Two got new severance agreements, which entitled them to collect about six times as much as they had previously been eligible for -- $950,000 for chief executive Timothy A. Davenport and $750,000 for chief financial officer Maria Henry. Three other executives were promised "retention bonuses," ranging from $75,000 to $175,000, if they stayed with the company through Sept. 1, 2005.

All Vastera said was that the money was an incentive for the executives "to remain employed by the company for a period of time sufficient to enable the company to execute upon its long-range business plans."

Walravens's suspicion that the long-range plan was to sell the company was confirmed Jan. 7 when Vastera said it was being sold to J.P. Morgan Chase Bank for $3 a share.

But Walravens probably wasn't the first to conclude that the sale of Vastera was in the works. Some investors may have figured it out at least a week before Vastera notified the SEC of the executive deals on Dec. 3.

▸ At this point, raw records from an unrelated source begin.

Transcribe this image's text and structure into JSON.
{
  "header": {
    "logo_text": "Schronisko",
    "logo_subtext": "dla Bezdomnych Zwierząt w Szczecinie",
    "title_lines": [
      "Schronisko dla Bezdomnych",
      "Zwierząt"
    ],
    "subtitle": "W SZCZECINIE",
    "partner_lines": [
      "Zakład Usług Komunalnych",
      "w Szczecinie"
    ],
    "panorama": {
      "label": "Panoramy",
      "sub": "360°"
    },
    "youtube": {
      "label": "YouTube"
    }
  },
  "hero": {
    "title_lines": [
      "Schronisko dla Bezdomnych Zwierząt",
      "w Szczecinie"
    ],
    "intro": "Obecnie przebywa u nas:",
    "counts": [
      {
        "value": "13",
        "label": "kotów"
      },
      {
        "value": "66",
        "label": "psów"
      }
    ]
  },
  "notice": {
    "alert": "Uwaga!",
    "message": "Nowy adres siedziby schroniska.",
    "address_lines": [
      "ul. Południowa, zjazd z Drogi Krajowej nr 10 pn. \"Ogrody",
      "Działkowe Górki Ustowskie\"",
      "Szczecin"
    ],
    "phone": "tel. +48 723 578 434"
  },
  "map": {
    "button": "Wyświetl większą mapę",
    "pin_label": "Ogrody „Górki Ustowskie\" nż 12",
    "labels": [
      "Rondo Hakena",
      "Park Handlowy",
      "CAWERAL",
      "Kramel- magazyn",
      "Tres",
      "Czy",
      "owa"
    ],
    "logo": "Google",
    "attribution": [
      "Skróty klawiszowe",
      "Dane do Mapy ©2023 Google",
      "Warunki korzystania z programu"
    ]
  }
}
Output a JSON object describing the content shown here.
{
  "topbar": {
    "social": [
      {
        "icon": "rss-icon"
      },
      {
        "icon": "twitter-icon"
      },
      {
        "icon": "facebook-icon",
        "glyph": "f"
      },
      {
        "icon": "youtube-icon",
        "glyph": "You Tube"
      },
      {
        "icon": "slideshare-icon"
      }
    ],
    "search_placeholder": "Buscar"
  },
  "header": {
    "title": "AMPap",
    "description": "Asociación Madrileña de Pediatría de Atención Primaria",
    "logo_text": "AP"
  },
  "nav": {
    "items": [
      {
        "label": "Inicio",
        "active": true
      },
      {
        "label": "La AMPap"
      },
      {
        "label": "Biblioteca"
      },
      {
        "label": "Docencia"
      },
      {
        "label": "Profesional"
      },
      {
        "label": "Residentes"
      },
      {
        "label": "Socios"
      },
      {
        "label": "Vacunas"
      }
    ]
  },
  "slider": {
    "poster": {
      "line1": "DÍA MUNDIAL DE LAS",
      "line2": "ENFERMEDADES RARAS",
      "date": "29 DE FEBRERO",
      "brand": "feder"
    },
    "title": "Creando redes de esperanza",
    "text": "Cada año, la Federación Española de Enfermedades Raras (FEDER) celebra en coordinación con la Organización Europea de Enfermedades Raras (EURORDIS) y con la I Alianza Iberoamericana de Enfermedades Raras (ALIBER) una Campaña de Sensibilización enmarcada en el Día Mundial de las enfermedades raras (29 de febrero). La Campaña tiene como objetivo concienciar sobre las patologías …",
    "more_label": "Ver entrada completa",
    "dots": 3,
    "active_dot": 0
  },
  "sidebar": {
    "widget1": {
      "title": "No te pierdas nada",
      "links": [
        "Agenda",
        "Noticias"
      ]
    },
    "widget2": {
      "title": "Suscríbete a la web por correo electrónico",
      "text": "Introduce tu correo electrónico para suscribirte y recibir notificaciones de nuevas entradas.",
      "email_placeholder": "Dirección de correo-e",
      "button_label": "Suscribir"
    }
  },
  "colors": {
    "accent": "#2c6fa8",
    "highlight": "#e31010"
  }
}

During that week, Vastera's stock jumped 25 percent on trading volume that was two to three times the number of shares usually traded.

The stock languished around $1.80 a share during the fall, but climbed to $2.25 in the days before the company gave the first hint of a sale. After Walravens decoded the SEC filing, the stock continued to climb. Since the sale to J.P. Morgan Chase was announced two weeks ago, the stock has settled in a few cents below the $3 a share buyout price.